PALERMO – Gli spazi che stanno occupando i social network nella vita quotidiana si ampliano di giorno in giorno. I nostri dati personali sono usati, venduti, scambiati, rivoltati come calzini; insomma, la privacy è in pericolo e gli utenti spesso sono causa dei loro mali.
Poco prima di Ferragosto, non ha avuto molto risalto la notizia diffusa dal Consumer watchdog, il sito-“cane da guardia” dei consumatori oltre-oceano, che ha riportato delle dichiarazioni degli avvocati di Google. Il colosso statunitense si è difeso da una class action contro le sue politiche sui dati personali sostenendo che se si è utenti di Gmail (il servizio gratuito di posta elettronica) non si può pretendere di avere la privacy.
“Proprio come chi manda una lettera a un collega di lavoro non può essere sorpreso se l’assistente del destinatario la apre – scrivono i legali dell’Inc. di Mountain View –, le persone che usano i servizi di email oggi non possono stupirsi se le loro comunicazioni vengono analizzate dalle aziende durante la consegna. Non si possono avere legittime aspettative di privacy nei confronti di informazioni che sono state cedute ad altri”. Il motivo di queste “analisi” è per migliorare i filtri antispam, ufficialmente.

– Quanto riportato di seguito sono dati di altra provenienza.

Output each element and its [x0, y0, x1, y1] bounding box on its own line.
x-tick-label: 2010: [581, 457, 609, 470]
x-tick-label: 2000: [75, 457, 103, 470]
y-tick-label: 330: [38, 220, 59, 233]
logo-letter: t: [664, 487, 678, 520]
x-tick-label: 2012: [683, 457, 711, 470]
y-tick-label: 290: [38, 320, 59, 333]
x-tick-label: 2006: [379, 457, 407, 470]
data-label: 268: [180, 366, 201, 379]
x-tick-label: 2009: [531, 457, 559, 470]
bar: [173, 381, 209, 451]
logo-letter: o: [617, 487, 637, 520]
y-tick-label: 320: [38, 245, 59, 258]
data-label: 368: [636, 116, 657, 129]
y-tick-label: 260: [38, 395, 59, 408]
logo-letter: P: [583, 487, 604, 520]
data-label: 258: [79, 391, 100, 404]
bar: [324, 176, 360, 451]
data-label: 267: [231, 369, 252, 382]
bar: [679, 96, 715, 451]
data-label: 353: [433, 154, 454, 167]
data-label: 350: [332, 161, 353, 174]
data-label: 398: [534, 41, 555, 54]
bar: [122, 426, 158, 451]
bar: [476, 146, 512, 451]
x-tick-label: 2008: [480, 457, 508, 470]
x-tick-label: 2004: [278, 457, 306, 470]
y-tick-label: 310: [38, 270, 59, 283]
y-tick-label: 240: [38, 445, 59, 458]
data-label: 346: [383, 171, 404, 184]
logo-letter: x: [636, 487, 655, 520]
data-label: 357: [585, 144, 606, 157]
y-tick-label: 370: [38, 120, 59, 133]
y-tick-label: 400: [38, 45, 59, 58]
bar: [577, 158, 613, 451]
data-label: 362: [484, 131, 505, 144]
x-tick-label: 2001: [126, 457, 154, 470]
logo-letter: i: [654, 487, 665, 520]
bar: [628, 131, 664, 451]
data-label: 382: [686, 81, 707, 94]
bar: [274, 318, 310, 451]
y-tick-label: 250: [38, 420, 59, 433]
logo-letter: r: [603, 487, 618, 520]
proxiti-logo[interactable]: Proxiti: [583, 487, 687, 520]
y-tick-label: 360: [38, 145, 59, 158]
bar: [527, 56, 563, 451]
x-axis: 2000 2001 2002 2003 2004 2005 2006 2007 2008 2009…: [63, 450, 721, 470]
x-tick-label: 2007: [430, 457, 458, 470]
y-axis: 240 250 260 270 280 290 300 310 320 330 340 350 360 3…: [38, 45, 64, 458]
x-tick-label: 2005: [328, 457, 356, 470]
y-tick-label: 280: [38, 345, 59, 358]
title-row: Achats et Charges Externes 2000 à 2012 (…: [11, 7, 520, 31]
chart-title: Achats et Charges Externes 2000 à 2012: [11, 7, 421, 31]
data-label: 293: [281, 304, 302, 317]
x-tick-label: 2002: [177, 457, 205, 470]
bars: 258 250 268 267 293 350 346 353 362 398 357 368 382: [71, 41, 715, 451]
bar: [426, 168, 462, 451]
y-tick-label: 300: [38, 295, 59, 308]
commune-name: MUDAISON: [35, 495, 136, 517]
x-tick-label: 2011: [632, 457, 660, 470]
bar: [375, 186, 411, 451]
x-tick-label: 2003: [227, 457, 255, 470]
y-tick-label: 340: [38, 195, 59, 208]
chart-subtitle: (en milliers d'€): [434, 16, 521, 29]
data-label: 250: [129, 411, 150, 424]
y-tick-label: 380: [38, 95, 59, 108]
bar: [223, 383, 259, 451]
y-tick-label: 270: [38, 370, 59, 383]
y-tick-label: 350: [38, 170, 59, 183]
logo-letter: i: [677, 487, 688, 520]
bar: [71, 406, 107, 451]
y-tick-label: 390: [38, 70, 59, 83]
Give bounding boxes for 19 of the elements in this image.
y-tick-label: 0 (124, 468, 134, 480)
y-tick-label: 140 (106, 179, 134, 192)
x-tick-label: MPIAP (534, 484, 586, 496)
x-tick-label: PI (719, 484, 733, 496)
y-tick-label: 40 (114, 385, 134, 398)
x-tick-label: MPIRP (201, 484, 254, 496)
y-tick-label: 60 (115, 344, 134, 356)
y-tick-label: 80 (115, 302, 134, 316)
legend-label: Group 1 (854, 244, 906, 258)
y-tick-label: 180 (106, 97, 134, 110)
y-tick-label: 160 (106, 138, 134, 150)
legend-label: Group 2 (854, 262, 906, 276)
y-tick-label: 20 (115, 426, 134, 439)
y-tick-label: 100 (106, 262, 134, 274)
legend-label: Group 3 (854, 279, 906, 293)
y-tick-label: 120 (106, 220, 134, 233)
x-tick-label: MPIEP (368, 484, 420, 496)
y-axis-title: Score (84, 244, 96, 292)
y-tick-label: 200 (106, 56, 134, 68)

La reazione degli utenti non s’è fatta attendere. “Google – ha detto l’attivista John M. Simpson – ha finalmente ammesso che non rispetta la privacy. Se avete a cuore le vostre informazioni personali, non usate Gmail”.
Intanto, con la ripresa dei lavori del Parlamento europeo a Bruxelles, si inizia ora a esaminare il pacchetto di leggi proposto dalla Commissione europea per aggiornare le norme del 1995 sulla protezione dei dati personali. In particolare si parlerà della riforma del diritto all’oblio e della richiesta esplicita dell’utilizzo dei dati da parte delle aziende.